Anna wisely and rapidly got 6-year-old Milena onto one of the Kindertransports, which, from 1938 until the beginning of the war in the fall of 1939, brought some 10,0000 children — including the writer of this review — to safety in England. But Anna and her husband suffered the fate of so many Jews attempting emigration: One or another of the essential documents would expire before one or several other essential documents could be obtained from unwilling foreign and malicious Nazi officialdom. The Roths were trapped in Prague.
Like other Kindertransport children, Milena had to wait till the end of the war to research her parents’ fate. She learned that they had been collected into Prague’s Jewish ghetto, where the gallant Anna taught children in one of the forbidden Jewish schools. (One of the school’s survivors, who had been the exact age of Anna’s exiled child, remembered Anna’s tenderness.) From Prague, a number of the family members were subsequently deported to Auschwitz-Birkenau, where a surviving cousin witnessed the deaths of Milena’s parents. One is shocked anew when this survivor of so much loss pities the children who never even knew the facts of their parents’ sufferings and deaths.
We hasten to join little Milena on the other side of the Channel.

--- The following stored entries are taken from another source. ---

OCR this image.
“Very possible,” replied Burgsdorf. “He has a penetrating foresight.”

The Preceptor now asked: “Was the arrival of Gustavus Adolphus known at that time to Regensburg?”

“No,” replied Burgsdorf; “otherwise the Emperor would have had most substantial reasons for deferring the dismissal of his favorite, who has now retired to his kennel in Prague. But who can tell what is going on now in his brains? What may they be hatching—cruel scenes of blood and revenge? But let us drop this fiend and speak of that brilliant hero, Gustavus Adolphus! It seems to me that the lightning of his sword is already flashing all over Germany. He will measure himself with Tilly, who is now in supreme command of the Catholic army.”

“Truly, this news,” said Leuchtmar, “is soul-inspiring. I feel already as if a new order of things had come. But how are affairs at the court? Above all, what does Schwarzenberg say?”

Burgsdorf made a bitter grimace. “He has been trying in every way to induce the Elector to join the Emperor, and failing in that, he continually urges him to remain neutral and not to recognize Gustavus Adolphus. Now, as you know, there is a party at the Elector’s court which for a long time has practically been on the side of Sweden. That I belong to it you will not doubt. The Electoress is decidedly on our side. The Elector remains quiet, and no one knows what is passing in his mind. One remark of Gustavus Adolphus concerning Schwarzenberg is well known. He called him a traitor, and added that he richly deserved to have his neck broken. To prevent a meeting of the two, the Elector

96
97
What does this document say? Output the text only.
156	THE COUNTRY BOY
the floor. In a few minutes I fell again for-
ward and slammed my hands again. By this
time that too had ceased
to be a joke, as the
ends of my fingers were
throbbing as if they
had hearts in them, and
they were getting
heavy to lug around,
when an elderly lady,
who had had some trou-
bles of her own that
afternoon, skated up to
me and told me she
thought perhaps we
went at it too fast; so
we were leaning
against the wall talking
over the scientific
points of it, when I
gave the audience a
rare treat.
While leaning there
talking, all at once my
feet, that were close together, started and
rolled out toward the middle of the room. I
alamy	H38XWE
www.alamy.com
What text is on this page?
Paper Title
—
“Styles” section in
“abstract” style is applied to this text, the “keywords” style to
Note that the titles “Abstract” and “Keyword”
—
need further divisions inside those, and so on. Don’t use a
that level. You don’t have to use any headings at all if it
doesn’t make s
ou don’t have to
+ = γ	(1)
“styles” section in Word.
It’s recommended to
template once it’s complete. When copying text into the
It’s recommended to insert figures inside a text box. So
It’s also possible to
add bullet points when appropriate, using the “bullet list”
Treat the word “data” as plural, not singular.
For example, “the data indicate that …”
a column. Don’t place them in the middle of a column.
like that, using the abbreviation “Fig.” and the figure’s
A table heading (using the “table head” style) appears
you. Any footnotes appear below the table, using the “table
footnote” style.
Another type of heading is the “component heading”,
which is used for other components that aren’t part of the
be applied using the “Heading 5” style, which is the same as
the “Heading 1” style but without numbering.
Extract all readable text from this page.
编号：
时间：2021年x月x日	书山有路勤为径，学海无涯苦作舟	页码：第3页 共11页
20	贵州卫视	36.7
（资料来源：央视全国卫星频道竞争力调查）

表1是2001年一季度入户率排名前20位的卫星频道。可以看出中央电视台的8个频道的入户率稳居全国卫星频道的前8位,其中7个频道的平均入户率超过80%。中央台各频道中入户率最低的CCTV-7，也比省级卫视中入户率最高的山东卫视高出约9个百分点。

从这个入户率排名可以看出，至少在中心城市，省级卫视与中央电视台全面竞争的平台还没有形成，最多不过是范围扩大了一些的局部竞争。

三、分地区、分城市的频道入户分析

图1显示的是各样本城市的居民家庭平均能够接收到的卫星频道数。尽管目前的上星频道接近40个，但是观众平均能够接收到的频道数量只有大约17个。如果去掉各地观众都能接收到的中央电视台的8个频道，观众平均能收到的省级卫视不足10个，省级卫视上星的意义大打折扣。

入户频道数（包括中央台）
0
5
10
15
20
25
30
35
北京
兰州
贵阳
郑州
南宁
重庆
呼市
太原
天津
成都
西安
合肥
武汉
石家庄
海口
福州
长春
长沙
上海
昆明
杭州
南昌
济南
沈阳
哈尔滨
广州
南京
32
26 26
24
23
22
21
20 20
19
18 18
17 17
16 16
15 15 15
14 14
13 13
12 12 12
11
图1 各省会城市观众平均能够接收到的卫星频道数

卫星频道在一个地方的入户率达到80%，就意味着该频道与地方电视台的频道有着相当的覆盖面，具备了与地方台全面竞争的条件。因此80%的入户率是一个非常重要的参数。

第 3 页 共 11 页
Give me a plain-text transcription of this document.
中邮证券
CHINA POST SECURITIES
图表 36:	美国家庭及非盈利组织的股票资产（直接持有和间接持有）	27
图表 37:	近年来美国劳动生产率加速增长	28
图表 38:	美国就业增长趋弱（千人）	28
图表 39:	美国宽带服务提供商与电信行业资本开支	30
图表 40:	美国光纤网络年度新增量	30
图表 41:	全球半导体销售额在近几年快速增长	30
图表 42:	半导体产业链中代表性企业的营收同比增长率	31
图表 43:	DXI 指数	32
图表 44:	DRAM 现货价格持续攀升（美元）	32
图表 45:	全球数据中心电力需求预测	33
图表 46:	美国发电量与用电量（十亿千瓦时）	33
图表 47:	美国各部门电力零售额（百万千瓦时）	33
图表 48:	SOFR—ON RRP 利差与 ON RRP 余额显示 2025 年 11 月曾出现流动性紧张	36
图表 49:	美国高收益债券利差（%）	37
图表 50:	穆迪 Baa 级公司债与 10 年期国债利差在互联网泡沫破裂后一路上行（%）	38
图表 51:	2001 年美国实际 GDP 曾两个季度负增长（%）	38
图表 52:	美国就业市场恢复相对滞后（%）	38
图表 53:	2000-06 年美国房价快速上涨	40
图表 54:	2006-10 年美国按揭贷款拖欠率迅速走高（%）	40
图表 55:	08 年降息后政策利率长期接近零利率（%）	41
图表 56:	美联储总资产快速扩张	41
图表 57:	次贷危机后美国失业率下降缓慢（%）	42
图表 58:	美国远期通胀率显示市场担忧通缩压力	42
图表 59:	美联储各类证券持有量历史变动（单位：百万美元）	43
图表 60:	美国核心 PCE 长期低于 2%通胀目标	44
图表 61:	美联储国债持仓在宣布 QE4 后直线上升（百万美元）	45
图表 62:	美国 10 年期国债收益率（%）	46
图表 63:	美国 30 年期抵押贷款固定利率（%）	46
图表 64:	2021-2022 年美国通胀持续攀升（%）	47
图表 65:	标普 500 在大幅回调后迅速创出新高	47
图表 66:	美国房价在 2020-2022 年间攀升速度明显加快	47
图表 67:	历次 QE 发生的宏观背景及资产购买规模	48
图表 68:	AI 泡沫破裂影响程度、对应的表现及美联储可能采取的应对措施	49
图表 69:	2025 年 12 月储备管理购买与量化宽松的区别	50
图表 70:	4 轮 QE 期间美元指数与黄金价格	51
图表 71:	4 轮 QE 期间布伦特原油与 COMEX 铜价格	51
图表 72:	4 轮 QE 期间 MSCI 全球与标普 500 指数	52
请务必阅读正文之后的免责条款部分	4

Those of us who were there can thrill to her evocation — the sound and smell — of wartime England. Our lives are hybrids that graft our particular stories onto our shared history. Anna’s good English friends fight a turf war for the little refugee, each one of them determined to raise the child or at least to dictate what was to be done with her. The battle is won by a friend named Doris, a stand-in for a Grimm witch in the role of foster mother with a streak of antisemitism. Doris is a moral conundrum: She loves Anna and goes to the considerable expense of bringing her child to England. She undertakes Milena’s care year after year, yet she wishes the child ill.
Life with Doris is grafted onto Milena’s Kindertransport experience. The dislocation is general. The children from assimilated families often didn’t know how to be Jewish; all of us yearned to be English — another thing we didn’t know how to do. The orphaned Milena felt “left all alone in the world,” felt “at the edge of the world” — an antisemitic world: the child as alien.
As an adult, Milena tried, with the advantage of her training in psychiatric social work, to understand Doris, to understand herself, to make the past make sense, to make her peace with it. She consciously and conscientiously worked at the job of healing, and she lists several prescriptions: Long-term, loving relationships (they had to be long), years of therapeutic work and, most importantly for her, the organized reunions 50 years after the children transports took place. They produced, after all, a community — the community of children all alone at the edge of the world.
Like many of the orphaned “Kinder” — and like the protagonist of “Our Town” — Milena eventually returned to her past to look for her self. She took her grown English-born daughter on a visit to Prague. The author is a sophisticated self-observer, and one is moved to come upon what seems the unintended truth: “I had never been back,” she writes after living more than a half-century in her adoptive England, “to my own home.”
Lore Segal’s autobiographical novel, “Other People’s Houses,” tells of her experiences as a refugee from Hitler’s Vienna.